İkinci ‘Yüz Yıl Savaşları’, Britanya İmparatorluğu’nun 1850-1950 yılları arasında kapitalist sistemin liderliğini ele geçirme ve kaybetme sürecini ifade eder. Buhar ve elektrik devrimlerinin yaşandığı bu dönemde, Britanya ve Fransa bizzat öncülük etti. köleliğe dayalı rekabeti sona erdirmek. Aynı iki ülke, 1839-1842 arasındaki Birinci Afyon Savaşı ve 1858-1860 arasındaki İkinci Afyon Savaşları’ndan sonra Çin’e diz çöktürmüş, Hindistan’ın ardından Çin de dünya üretiminden payını kaybetmişti. Öyle ki 1878’den 1978’e kadar geçen bir yüzyılda Çin’in dünya üretimindeki payı yüzde 2’ye düştü. ABD’de köleliğin kaldırılmasına direnen güney eyaletleri, İngiltere ve Fransa’dan mali ve askeri destek alan Kuzey eyaletleri tarafından yenilgiye uğratıldı. Sanayileşmenin lideri İngiltere, kapitalist sistemde de liderliğini ilan etti. Ancak mali çöküşünün yanı sıra askeri güç kaybı da İkinci Dünya Savaşı sonunda liderliği kaybetmesine neden oldu.
Türkiye Etkisi, Hindistan
Üçüncü “Yüz Yıl Savaşları” dönemini ikiye ayırmamız gerekiyor. İlk 50 yıllık dönem, ABD’nin İkinci Dünya Savaşı sonrasında kurduğu kapitalist sistemin ve küresel düzenin mutlak hakimiyetinde olduğu dönemdi. Ancak 2000 ile 2050 arasındaki ikinci 50 yıllık dönem ABD için birçok zorluğu da beraberinde getiriyor
1750’li yılların başında dünya ekonomisinin %75’ini temsil eden Üçüncü Dünya, 2010 yılından itibaren yeniden küresel sahneye çıkıyor ve yükselen Küresel Güney olarak cesaretleniyor. Öyle ki, Çin, Hindistan’dan oluşan E7 Grubu bir yandan Brezilya, Rusya, Meksika, Türkiye ve Endonezya’dan oluşan E7, 1995’te G-7 Grubu’nun yarısı büyüklüğündeyken, 2015’te eşit hale geldi ve 2050’de G-7’nin iki katı büyüklüğünde olacak. Bunun anlamı, üçüncü “Yüz Yıl Savaşı”nın sonunda ABD’nin kapitalist sistemin ve küresel düzenin lideri olmayacağıdır. Bu savaşın nasıl sonuçlanacağını Hindistan ve Türkiye şekillendirecek.

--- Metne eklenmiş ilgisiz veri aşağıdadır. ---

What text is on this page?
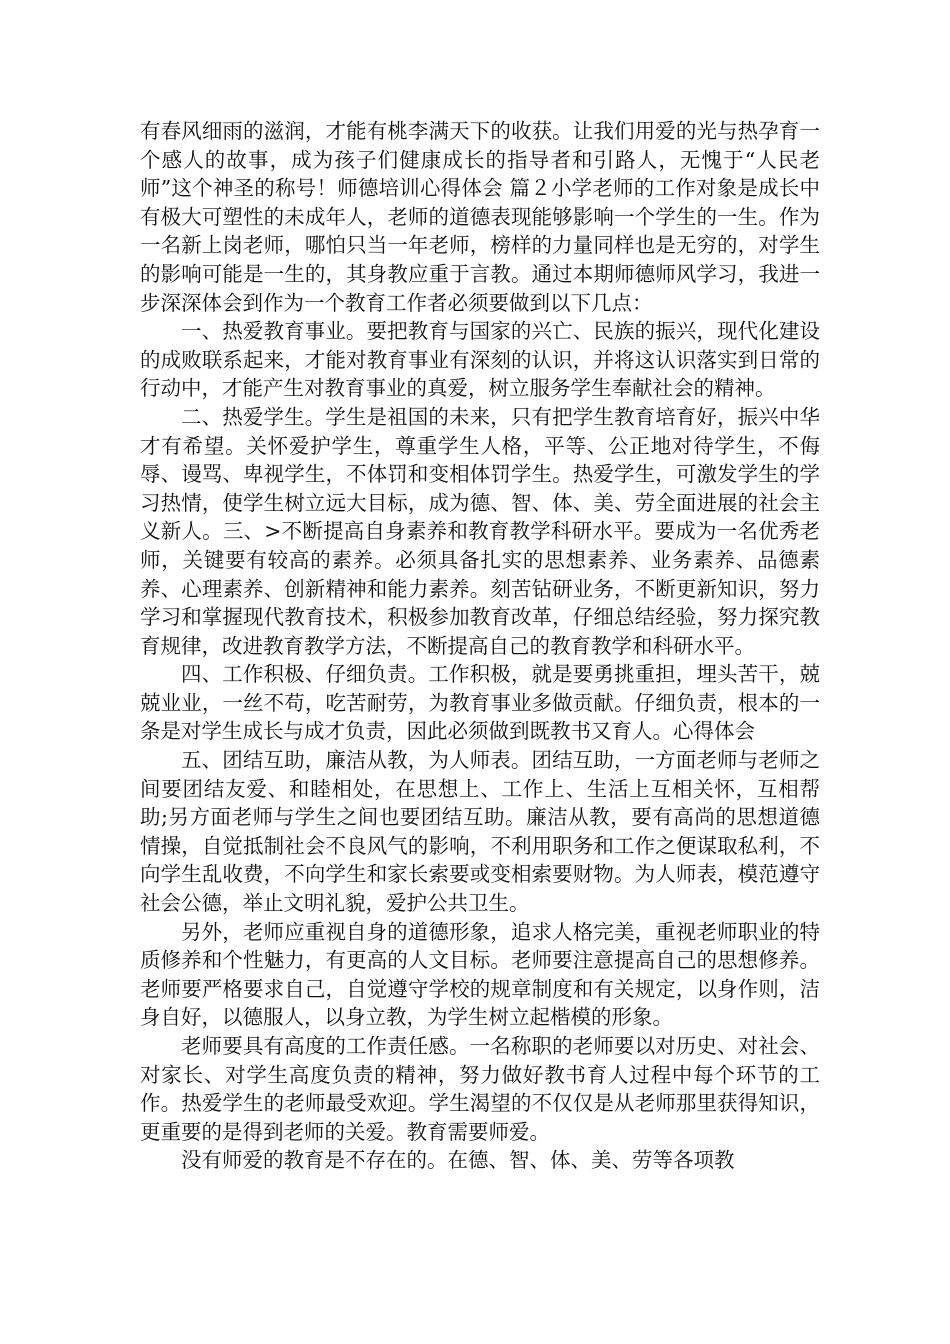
有春风细雨的滋润，才能有桃李满天下的收获。让我们用爱的光与热孕育一个感人的故事，成为孩子们健康成长的指导者和引路人，无愧于“人民老师”这个神圣的称号！师德培训心得体会 篇２小学老师的工作对象是成长中有极大可塑性的未成年人，老师的道德表现能够影响一个学生的一生。作为一名新上岗老师，哪怕只当一年老师，榜样的力量同样也是无穷的，对学生的影响可能是一生的，其身教应重于言教。通过本期师德师风学习，我进一步深深体会到作为一个教育工作者必须要做到以下几点：

一、热爱教育事业。要把教育与国家的兴亡、民族的振兴，现代化建设的成败联系起来，才能对教育事业有深刻的认识，并将这认识落实到日常的行动中，才能产生对教育事业的真爱，树立服务学生奉献社会的精神。

二、热爱学生。学生是祖国的未来，只有把学生教育培育好，振兴中华才有希望。关怀爱护学生，尊重学生人格，平等、公正地对待学生，不侮辱、谩骂、卑视学生，不体罚和变相体罚学生。热爱学生，可激发学生的学习热情，使学生树立远大目标，成为德、智、体、美、劳全面进展的社会主义新人。三、>不断提高自身素养和教育教学科研水平。要成为一名优秀老师，关键要有较高的素养。必须具备扎实的思想素养、业务素养、品德素养、心理素养、创新精神和能力素养。刻苦钻研业务，不断更新知识，努力学习和掌握现代教育技术，积极参加教育改革，仔细总结经验，努力探究教育规律，改进教育教学方法，不断提高自己的教育教学和科研水平。

四、工作积极、仔细负责。工作积极，就是要勇挑重担，埋头苦干，兢兢业业，一丝不苟，吃苦耐劳，为教育事业多做贡献。仔细负责，根本的一条是对学生成长与成才负责，因此必须做到既教书又育人。心得体会

五、团结互助，廉洁从教，为人师表。团结互助，一方面老师与老师之间要团结友爱、和睦相处，在思想上、工作上、生活上互相关怀，互相帮助;另方面老师与学生之间也要团结互助。廉洁从教，要有高尚的思想道德情操，自觉抵制社会不良风气的影响，不利用职务和工作之便谋取私利，不向学生乱收费，不向学生和家长索要或变相索要财物。为人师表，模范遵守社会公德，举止文明礼貌，爱护公共卫生。

另外，老师应重视自身的道德形象，追求人格完美，重视老师职业的特质修养和个性魅力，有更高的人文目标。老师要注意提高自己的思想修养。老师要严格要求自己，自觉遵守学校的规章制度和有关规定，以身作则，洁身自好，以德服人，以身立教，为学生树立起楷模的形象。

老师要具有高度的工作责任感。一名称职的老师要以对历史、对社会、对家长、对学生高度负责的精神，努力做好教书育人过程中每个环节的工作。热爱学生的老师最受欢迎。学生渴望的不仅仅是从老师那里获得知识，更重要的是得到老师的关爱。教育需要师爱。

没有师爱的教育是不存在的。在德、智、体、美、劳等各项教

İnsani değerlerin hiçe sayıldığı bugün Ortadoğu ve Afrika’nın acısında tanık olduğumuz durumun özü budur. İki “kara kuğu”nun, yani Kovid-19 ve Rusya-Ukrayna savaşının neden olduğu sarsıntı ve artçı sarsıntılar, bu zorlu sürecin 2020-2050 arasındaki son aşamasının oldukça ağır bir yük olacağını gösteriyor. Ayrıca ülkelerin “stratejik özerklik” kavramı doğrultusunda savunma, enerji, gıda ve su, kritik madenler ve dijital teknolojiler gibi stratejik alanlarda kendi kendine yeten ekonomiler haline gelebilmeleri için fırsat ve yeteneklerini güçlendirmeleri gerektiğine dikkat çekiliyor.
Bu nedenle 2050-2150 yılları arasında gerçekleşecek olan dördüncü “Yüz Yıl Savaşları”nda Avrasya’yı “Türkiye Yüzyılı” ile kucaklamak, coğrafyamız için kalıcı barış ve kalkınma anlamına gelecektir.